Archipels d’Hélène Gaudy n’est pas le énième récit d’une fille pour célébrer son père. Il est plus et moins à la fois. En tout cas, le lecteur se délecte du plaisir de leurs rencontres de papier, père, fille, fille — père entremêlés par l’explosion des mots, triturés et malaxés par son talent.
En plongeant dans ses quatre chapitres, Hélène Gady essaye de surnager dans l’histoire de son père, muette de n’avoir jamais été racontée, submergée par les signes laissés à disposition.
Bayou, le premier chapitre, décrit cet homme, comme un lieu, sorte de « capsule temporelle » ou « un terrain de jeu ». Peut-être aussi une île comme cet entrepôt où il travaille sa peinture mais aussi, où il amasse toutes sortes d’objets, notamment des bocaux de sable pour ses tableaux.
Le second s’intitule Pierre. Hélène Gaudy tente de remonter la mémoire comme « une longue-vue à braquer sur sa vie, « et sur la sienne « par ricochets« . « Les parents dont des mégalithes dans notre champ de vision.
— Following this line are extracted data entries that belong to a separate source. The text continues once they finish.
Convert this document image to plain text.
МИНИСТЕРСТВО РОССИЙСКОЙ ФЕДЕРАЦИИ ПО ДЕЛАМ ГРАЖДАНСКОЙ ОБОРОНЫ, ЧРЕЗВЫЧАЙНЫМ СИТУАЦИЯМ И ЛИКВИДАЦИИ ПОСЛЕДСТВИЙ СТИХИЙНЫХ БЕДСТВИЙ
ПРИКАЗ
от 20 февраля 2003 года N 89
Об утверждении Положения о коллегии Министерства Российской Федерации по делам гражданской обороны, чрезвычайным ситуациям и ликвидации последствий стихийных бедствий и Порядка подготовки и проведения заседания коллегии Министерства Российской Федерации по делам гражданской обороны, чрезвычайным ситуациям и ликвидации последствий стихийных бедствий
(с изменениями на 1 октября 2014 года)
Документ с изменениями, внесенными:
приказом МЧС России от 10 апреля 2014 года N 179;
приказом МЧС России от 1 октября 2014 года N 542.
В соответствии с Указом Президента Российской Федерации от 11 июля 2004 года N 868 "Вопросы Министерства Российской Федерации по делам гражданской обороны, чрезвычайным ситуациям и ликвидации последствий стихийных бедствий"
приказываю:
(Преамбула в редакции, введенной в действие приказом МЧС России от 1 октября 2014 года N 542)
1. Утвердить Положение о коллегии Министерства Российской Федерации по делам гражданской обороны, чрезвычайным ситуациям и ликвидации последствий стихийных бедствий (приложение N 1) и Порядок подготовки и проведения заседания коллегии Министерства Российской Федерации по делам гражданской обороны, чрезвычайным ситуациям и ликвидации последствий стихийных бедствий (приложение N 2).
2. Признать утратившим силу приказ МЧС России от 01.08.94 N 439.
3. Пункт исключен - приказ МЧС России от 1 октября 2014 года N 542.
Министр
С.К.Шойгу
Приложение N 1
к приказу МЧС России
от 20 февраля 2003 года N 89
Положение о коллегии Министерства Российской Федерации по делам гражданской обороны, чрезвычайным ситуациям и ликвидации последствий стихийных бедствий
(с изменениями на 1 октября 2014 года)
On passe sa jeunesse à tenter de voir le paysage qu’ils nous cachent, et puis, un jour, ils sont devenus de toutes petites pierres, des cailloux. » Seulement même les cailloux ont une histoire qu’il faut découvrir au-delà des grandes lignes tracées par le passé familial.
Les lieux et les objets sont le point de départ de cette enquête sur la part invisible et inconnu de celui qui lui est cher, puis sur ses grands-parents, résistants. Des pistes poursuivies sont abandonnées, d’autres se cherchent, se dérobent mais deviennent signifiantes. L’enquête s’étire mais ne se rompt pas, puisqu’Hélène Gaudy reconstruira les figures familiales avec suffisamment de détails pour qu’elles nous soient familières. Son texte est riche d’une langue parfaitement maîtrisée où sa force du passé éclate, même s’il enferme ceux qui la possèdent.
Cette introspection centrée sur son « petit père » touche notre sensibilité au plus profond, nous renvoyant à notre propre histoire mais aussi celle collective. Condensé d’amour et de poésie, Archipels d’Hélène Gaudy touche par sa forme exigeante et par son fond, sensible et tendre.